The siblings soon arranged a job for their sister and all went well for a while. Six months later, perhaps after having had all his fun, or maybe because those he had been in revelry with now had other people to see, he finally went to visit his in-laws to ask that his wife return.
It is possible that someone whispered to him but he arrived on a weekend that his mother-in-law and father-in-law were visiting from shags. He entered the living room where his estranged wife, her siblings and his mother and father-in-law sat.
After greeting everyone, he went to the root of the matter. The siblings would all later agree that he did it rather arrogantly.
“Baba,” said the woman-beating guy while looking at his father-in-law, “mama,” he turned to his mother-in-law, “I am glad I found you here. I have come to get my wife.”
The old man looked at him and asked: “Your wife?”
“Yes, my wife.”
He had missed the break in voice from the old man that to the siblings and their children indicated anger in the old man.
The younger man answered by pointing at his estranged wife and adding in case the old man had forgotten: “I paid dowry. You and your children cannot keep my wife from me. She should come …”
GRABBED HIM BY THE COLLAR
Before he could proceed, the old man had stood up grabbed him by the collar and given him a punch in the jaws which had him falling like the proverbial sack of potatoes.

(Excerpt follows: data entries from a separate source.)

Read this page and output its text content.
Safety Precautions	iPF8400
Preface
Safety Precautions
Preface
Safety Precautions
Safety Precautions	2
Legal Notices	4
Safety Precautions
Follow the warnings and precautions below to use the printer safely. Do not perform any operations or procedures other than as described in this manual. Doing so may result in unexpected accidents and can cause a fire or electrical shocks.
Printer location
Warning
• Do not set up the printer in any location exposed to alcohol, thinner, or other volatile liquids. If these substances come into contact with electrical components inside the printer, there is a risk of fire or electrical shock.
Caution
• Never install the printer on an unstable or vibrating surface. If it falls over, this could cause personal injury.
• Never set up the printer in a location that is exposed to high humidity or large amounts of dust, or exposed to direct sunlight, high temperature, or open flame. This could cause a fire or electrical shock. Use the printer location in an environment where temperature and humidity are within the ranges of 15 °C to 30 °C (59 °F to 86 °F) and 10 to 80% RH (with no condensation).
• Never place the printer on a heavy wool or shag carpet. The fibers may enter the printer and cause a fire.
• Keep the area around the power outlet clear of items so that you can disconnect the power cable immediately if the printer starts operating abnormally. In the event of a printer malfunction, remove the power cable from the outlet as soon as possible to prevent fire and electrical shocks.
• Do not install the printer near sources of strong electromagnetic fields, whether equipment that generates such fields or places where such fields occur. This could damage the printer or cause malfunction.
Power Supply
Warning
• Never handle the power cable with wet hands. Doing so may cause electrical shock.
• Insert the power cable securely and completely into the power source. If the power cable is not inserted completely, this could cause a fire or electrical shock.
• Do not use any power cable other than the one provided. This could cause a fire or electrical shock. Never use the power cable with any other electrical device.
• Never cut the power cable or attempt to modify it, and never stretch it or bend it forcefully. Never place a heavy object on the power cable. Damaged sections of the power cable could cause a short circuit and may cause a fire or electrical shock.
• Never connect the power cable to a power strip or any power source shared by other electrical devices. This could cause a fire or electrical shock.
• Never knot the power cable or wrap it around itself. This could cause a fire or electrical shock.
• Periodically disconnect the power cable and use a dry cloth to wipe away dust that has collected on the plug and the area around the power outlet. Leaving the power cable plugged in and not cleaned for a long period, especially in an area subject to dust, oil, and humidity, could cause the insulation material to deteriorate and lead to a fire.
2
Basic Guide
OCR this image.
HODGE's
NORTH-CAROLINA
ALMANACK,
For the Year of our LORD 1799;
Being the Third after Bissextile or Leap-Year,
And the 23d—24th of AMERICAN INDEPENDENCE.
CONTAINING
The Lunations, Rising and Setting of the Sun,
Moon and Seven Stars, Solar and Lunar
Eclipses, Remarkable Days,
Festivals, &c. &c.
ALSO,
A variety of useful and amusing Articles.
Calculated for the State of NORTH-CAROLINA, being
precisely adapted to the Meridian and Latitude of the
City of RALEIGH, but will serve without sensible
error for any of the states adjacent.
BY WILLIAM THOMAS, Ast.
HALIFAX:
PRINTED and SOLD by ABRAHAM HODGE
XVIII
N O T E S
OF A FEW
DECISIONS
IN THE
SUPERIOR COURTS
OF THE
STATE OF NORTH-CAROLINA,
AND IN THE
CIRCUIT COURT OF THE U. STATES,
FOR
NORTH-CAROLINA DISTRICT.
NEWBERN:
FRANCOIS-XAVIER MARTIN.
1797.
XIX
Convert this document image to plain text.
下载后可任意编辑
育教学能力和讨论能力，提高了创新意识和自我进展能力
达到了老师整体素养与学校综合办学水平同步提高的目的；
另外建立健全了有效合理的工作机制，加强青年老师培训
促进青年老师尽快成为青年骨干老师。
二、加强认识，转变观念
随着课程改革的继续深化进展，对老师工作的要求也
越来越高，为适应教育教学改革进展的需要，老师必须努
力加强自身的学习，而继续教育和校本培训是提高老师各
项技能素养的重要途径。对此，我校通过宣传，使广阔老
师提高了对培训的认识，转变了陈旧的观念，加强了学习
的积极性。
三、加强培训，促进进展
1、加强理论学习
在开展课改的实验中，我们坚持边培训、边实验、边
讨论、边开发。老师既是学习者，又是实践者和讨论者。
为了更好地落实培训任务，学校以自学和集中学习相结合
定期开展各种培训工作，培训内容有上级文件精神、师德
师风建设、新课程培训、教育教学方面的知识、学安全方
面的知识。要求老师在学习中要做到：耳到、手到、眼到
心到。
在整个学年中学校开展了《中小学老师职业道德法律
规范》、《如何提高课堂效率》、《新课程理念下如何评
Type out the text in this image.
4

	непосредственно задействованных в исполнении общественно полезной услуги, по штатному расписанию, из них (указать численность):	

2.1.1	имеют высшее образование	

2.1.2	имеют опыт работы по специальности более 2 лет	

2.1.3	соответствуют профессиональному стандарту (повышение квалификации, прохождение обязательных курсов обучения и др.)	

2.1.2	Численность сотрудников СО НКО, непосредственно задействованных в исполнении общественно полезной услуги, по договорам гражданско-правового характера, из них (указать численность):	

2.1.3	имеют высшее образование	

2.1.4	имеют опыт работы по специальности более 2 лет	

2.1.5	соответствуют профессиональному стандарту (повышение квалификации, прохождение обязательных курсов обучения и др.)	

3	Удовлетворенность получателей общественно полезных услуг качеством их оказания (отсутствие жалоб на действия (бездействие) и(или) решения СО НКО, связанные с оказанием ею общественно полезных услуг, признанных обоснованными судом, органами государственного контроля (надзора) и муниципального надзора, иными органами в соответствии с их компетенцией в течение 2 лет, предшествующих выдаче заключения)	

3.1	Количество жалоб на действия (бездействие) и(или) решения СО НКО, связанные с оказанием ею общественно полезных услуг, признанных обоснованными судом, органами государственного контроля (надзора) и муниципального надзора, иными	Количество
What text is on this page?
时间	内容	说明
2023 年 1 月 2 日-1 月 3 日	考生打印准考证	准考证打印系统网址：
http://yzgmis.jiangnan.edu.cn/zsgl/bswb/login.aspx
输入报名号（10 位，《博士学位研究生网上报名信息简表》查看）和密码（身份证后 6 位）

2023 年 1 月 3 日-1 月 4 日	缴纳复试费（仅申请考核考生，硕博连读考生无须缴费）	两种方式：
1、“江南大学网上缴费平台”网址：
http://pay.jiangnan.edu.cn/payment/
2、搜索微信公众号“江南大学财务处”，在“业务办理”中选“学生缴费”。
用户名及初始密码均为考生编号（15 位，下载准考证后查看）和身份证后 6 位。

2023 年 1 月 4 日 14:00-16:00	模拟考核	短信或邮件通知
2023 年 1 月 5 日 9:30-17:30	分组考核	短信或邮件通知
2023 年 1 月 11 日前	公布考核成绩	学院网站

Before he could get up, the old man, a former welterweight champion in his hometown in his heyday, took his crooked walking stick then proceeded to use the walking stick on him.
As the younger man attempted to get up, his mother-in-law was ululating, “beat him. He beats women,” creating much mirth among those who were watching. He finally managed to get up and left running and was next seen after he had sent a delegation to properly apologise to his wife and her family.
I thought of this last week while on a bus to Gulu in Uganda and I laughed with the same mirth I had many years ago in that Southern African country.
A young man of about 24 got on the bus. In front of us sat two old men across the aisle from each other chatting. They were clearly travelling together. The young man went to the older man, who looked to be in his 70s, and demanded that he get up from his seat.
It appeared that the old man stated he would get up just before the bus left as his companion had a problematic leg and needed to stretch it on the other seat.
Instead of making his request, the young man shocked all of us when he grabbed the older man and attempted to lift him from the seat.
The other old man immediately stood up and wielding a walking stick much like that which was used to beat up the abusive son-in-law, he started thrashing the young man. It would take the conductor and two other young men to calm the old man with a walking stick down. And when the bus made its way to Gulu, the young man sat quietly all the way.
The Heir looked at me and whispered, “that was funny, neh mummy? That mkhulu really beat that disrespectful boy.” It reminded me of the way I laughed with my cousin those many years ago when my grandfather used his walking stick on my aunt’s abusive husband.